She cut across the outskirts of a tidy herb garden and stood along the north side of the building. Elizabetta crouched down and cupped her hand against the glass. She peered through a narrow window into a dark cellar.

She stepped back and looked up at the facade of the convent. Only a few dim lights burned high over head. It would be easy to get inside. Elizabetta swung her fist lightly against the small pane of glass, and reached in to raise the casement. The noise wasn't loud, but she waited briefly to see if lights appeared suddenly or if she heard movement inside the convent. Then she shifted and slid her body through the window; she felt the rough sill scraping her back painfully, but she hung on to the frame until she felt her feet touch a dirt floor. 

She felt her way blindly along the walls. Twice she drew back, suddenly startled when her hand touched chill wet places where slow leaks were dripping down the stone foundation.

She had moved over one wall, and was rounding the next when she came to a flight of stairs. She craned her neck, and looked up. There were lamps gleaming on the higher levels.

Elizabetta climbed the old carved staircase upwards through the heart of the convent. Here and there she saw a small alcove in the wall that held a statue of the Virgin or one of the Saints adorned with tiny flickering votive lights or drooping flowers. It reminded her of the decorations in the catacombs.

She would have to hurry. She could hear low voices in the chapel. The nuns were at matins.

She passed a landing, and was setting her foot onto the third riser, when she caught a heavy distinct odor.  She stopped. Yes. It was just what she'd been looking for. She smelled eucalyptus and the oily fumes of camphor used in sickrooms.

Elizabetta headed back down. She could see the lamp on a table through a partly open door.  The smell was stronger inside the ward. She heard a croupy cough from one of the row of beds filled with sleeping children.

She glanced in the first crib and saw a sickly infant. She snickered. No Beatrice, he's perfect, she thought, and snatched up the child, bedding and all.

She went back down the stairs, hugging the small body to her chest. He bounced in her arms as she hurried, but he was too weak to cry out. When she reached the lower hall, she heard the sound of someone chocking back the chapel door, so the nuns could pass through. She could already hear their measured footsteps; there was no time. Elizabetta drew back the thick iron bolt, closed the wooden front door softly behind her, and raced out the gate.

She hailed a passing carter and cadged a ride along the Via Appia. She was going to leave this child instead of Lydia in the niche behind the altar in the catacombs.

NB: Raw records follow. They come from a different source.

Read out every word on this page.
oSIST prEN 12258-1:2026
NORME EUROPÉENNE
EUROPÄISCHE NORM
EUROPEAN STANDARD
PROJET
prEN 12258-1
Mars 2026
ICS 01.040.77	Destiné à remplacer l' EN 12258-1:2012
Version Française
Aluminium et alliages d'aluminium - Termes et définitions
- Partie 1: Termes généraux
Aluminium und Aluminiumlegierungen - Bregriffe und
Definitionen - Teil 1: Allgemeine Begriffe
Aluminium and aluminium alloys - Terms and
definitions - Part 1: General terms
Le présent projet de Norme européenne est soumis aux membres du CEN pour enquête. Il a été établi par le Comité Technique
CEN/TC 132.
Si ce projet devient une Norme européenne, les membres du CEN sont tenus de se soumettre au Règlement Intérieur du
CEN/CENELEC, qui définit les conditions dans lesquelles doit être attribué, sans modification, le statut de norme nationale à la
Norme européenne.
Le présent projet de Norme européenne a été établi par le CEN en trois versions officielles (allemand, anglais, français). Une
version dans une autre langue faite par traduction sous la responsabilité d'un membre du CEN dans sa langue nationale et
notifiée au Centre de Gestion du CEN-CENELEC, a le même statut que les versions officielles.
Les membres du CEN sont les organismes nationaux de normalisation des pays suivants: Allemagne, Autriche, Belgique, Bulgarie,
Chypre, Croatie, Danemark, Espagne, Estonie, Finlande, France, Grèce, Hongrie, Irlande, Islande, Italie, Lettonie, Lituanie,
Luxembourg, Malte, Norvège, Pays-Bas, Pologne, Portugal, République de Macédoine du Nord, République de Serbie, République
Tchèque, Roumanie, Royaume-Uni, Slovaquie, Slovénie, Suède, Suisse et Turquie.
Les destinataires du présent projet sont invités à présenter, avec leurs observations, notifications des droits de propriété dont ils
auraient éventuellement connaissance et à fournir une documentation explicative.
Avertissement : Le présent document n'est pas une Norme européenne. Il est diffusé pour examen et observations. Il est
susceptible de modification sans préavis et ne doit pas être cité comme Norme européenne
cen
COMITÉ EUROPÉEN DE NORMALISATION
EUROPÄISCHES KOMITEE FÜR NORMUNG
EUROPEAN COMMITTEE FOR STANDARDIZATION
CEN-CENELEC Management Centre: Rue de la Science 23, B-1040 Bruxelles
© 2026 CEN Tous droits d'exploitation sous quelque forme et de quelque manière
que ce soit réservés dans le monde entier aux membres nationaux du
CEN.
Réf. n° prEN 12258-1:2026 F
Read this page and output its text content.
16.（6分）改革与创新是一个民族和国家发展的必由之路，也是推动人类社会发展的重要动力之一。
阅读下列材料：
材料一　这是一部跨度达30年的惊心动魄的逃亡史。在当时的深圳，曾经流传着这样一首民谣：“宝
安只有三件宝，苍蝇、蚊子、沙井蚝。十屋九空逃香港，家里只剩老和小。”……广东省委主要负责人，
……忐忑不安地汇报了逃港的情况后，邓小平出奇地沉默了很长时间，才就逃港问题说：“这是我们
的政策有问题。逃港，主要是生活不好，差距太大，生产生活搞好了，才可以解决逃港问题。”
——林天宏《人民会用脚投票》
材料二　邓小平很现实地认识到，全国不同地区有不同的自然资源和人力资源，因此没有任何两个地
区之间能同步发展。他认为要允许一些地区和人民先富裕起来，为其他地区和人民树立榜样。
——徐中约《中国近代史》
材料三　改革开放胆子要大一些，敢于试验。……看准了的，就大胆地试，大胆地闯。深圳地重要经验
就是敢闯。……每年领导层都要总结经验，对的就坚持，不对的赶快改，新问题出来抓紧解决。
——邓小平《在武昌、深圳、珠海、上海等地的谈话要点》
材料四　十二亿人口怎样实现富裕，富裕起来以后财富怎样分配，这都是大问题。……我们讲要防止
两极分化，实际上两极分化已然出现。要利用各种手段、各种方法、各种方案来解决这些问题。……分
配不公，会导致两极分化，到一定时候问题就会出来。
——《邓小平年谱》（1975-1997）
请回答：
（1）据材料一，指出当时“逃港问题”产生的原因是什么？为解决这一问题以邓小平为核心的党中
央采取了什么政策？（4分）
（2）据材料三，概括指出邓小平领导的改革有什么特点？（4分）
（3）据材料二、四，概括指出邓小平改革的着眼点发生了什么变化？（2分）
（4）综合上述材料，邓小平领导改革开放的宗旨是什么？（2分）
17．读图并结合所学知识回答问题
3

Elizabetta smiled to herself. Like that first ceremony when they were made so many years ago, she thought this might be a ceremony that Beatrice would never forget.

 

 

She saw the other women moving through the catacombs, and heard the faint swish of their white robes against the narrow passage. She saw the dull gleam of gold at the head of the procession, where the Cabira led the way and six acolytes carried sacred torches. They walked slowly to the rhythm of the low chant. She knew Beatrice was somewhere a few paces behind her.

Elizabetta's mouth sang the words along with the rest;  her heart was racing, pounding to a different beat. Her mind was tuned to the steady thump of her own thoughts, to the stratagem she was about to ply. Over and over she intoned,  they will believe the lie. They will. I will make them believe it. Before she was aware of it, they were in the huge underground vault of the tomb, standing in a rough circle before the fire-blackened altar.

Elizabetta bowed her head but she raised her eyes. She  saw the rapt look on Beatrice's face, her dark eyes glittered. Her tongue flicked across her dry lips to wet them.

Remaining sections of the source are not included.